Demons also have specific attack techniques with unique attack rhythms that make them more or less useful depending on the circumstances. We tried three of them, with different sizes and movesets, with noticeable changes in the management of battles. But beware, because what has just been said applies above all to those who intend to do so Make the most of Bayonetta 3’s combat system. The playful layering of the series ensures that the gap between experts and less experienced users is unrestrainedly bridged by a spectacular show, and the third act does not seem to want to be surpassed either: in the first chapters of the game there is never a driving one Propensity for pyrotechnic chaos. , which can now be controlled to perfection by the smartest (due to a very precise gameplay), now explode at full speed in the games of users who simply like to play hands without necessarily chaining combos in search of the most valuable medal .

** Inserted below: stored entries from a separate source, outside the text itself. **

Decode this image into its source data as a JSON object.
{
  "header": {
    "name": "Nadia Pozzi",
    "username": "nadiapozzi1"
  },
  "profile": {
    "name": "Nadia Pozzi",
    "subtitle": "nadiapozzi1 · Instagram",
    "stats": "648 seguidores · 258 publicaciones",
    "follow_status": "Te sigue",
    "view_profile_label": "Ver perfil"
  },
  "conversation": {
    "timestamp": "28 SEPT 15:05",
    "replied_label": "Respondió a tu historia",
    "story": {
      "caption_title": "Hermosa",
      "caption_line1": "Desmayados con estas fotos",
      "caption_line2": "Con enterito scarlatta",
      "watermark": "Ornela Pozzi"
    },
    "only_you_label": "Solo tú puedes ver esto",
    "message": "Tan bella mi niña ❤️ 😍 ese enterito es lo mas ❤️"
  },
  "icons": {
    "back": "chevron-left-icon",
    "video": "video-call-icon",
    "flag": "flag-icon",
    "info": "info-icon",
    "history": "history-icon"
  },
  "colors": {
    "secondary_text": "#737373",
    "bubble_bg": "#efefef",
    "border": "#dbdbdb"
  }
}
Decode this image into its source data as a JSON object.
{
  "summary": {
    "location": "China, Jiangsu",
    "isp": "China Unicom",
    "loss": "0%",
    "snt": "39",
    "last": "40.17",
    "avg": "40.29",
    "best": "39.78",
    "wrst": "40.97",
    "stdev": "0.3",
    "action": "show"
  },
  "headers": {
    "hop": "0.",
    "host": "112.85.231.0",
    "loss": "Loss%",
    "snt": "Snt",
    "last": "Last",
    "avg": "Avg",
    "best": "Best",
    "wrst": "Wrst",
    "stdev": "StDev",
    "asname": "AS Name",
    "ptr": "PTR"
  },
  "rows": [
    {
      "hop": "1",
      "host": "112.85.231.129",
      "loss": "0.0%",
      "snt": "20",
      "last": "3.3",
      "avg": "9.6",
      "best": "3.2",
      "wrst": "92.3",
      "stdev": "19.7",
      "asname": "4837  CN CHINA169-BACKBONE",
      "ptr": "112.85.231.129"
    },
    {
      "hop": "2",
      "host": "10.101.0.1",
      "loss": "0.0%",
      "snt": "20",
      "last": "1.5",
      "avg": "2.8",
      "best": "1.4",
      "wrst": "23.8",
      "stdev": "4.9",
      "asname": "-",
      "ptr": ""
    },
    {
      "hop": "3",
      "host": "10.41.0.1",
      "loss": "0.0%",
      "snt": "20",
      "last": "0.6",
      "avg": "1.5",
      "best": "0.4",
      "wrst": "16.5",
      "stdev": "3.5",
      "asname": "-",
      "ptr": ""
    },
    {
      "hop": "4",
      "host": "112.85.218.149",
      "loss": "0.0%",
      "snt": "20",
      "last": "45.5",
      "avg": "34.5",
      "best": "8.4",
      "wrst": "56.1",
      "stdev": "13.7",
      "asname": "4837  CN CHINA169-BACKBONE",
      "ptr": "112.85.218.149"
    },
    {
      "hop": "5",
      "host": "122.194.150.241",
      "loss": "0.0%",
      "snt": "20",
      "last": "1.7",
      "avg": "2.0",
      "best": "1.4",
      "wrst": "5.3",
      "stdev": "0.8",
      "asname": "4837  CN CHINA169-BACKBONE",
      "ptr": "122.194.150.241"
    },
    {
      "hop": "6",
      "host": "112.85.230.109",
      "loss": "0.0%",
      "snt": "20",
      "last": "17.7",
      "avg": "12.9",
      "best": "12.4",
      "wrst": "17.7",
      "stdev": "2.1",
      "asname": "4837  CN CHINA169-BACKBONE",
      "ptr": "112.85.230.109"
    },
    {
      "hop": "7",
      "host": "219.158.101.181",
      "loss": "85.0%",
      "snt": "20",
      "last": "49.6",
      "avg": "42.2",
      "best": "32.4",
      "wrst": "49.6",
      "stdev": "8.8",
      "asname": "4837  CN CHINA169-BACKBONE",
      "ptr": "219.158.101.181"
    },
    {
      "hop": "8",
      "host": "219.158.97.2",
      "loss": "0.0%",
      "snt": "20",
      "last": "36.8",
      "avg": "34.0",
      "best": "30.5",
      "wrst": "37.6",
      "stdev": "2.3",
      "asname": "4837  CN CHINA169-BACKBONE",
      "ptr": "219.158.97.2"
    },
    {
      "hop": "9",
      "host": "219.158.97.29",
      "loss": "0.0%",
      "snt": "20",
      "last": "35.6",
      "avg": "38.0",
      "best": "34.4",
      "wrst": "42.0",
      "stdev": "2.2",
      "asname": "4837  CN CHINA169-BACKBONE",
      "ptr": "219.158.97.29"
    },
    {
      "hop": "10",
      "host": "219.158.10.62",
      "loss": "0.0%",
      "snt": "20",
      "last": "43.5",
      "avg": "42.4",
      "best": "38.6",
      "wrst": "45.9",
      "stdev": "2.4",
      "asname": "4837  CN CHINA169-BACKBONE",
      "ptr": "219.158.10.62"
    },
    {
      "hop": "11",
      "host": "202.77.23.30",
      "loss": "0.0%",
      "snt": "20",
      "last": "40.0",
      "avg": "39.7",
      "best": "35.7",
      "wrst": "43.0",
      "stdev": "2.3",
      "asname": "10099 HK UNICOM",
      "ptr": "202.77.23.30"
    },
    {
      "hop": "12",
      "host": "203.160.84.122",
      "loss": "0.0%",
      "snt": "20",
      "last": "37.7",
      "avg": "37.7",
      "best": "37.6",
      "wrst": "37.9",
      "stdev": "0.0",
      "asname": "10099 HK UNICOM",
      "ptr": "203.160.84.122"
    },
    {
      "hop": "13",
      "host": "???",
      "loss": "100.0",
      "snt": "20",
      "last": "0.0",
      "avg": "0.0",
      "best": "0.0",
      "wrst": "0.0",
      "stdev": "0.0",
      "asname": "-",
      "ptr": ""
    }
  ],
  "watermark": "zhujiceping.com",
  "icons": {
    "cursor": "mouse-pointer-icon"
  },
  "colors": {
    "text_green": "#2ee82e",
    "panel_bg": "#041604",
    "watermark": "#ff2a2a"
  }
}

It’s a balance that has worked in the past and still works great in the hope (hardly out of place) that continuing the adventure will not only further increase the adrenaline load, but also the range of madness suggested in those first few hours can expand.

The more guided action phases, where control over the demons becomes integral, are staged Sequences with a very high degree of visual involvement, only tempered by an undeniably ancient technical rendering, which sacrifices the definition and cleanliness of the image in the name of the holy liquid. A compromise that we end up happily accepting, albeit somewhat reluctantly.

Welcome Viola

Viola has only one thing in common with Bayonetta: speed. This new addition to the cast also exhibits a respectable pace that stays true to the devilish pace we’ve been accustomed to the series so far. In short, in his company we are unleashed to the rhythm of a thunderstorm. On the other hand, everything else varies.

The young girl has a nice temperament, which is clearly reflected in her fighting style, which consists of melee attacks with katana slashes, charged shots, dodging at not too long range, and most importantly, absolutely basic direct parries. Protecting yourself from an attack at the right time will eventually activate the temporal Sabbath which, remember, for Bayonetta is a result of dodging instead. The change in gameplay is not as clear as it happens, for example, when going from Black to V in Devil May Cry 5: the DNA of the series remains evident and the stylistic continuity is well marked, but the changes to the combat system are such that they convey a noticeable uniqueness, which manifests itself in a different management of the conflicts, depending on the needs. like the witch of chade, This second protagonist also has a nice demon, Cheshire, in her ranksthe only evocable one: unlike Bayonetta, however, Viola does not remain defenseless when the cat erupts on the battlefield, but continues to fight bare-handed and throwing punches as if she were a student of the School of Hokuto.

The styles of the protagonists therefore imprint two faces of a gameplay that for the moment seems absolutely faithful to the high standards of the Platinum saga. At least in terms of gameplay, we couldn’t wish for anything better.